Reimagined Book Covers: 002

While Gluekit was dreaming the other night, a lot of orange and black and white figures crept into our room and inserted themselves into our nightmares. The result were two new Gluekit Editions for recent novels that we’ve consumed– voraciously in one case; rather slowly and in slow chews in the other.
We can’t say Sean Wilsey’s Oh, The Glory of It All was exactly what we wanted it to be. Skateboarding descriptions aside, this book groveled a bit too hard and too deeply in the poor little rich boy vein for us to enjoy. Memoirs are like that, though. We tried to tease out a bit of the messy overbearing emotion on our cover. The blobby mommy-concept cometh!

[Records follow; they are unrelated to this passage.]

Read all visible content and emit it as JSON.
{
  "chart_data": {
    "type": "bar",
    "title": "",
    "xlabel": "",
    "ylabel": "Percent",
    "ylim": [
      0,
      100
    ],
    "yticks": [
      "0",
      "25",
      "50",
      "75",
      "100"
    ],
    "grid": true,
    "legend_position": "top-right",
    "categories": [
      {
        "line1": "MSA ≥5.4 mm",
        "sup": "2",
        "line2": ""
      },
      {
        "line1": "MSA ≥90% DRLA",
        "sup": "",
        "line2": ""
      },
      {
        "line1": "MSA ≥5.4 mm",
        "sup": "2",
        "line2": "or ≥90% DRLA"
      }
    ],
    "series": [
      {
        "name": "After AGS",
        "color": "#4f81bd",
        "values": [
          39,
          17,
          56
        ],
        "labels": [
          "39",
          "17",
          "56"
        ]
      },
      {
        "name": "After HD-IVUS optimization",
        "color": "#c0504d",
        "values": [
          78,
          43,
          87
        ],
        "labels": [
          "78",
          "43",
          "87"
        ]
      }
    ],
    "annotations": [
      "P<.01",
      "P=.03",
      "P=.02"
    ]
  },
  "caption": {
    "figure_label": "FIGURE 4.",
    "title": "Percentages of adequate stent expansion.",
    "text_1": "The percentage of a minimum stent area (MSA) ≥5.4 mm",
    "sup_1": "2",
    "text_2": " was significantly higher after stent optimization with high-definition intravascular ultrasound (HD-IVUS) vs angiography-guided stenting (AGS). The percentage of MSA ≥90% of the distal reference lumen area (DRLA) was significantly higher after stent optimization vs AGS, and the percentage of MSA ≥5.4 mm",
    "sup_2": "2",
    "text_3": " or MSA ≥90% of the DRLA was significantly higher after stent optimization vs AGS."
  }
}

Jonathan Lethem’s The Fortress of Solitude pulled together a lot of different strands in a much more satisfying way. Gluekit, as will become apparent, has a thing for coming-of-age stories, teenage angst, and colorful narratives that look at ethnicity, race, and identity. [Don't say we're totally superficial!] This novel plunged into graffiti culture too, and dealt with the ever-changing culture of NYC’s burroughs. Our cover tried to get at the gritty urban landscape that dominated much of the book, highlight the graffiti edge, and use one of our favorite patterns. Click, click– and the tiles fell into place.
Gluekit loves it when a book (or a plan) comes together!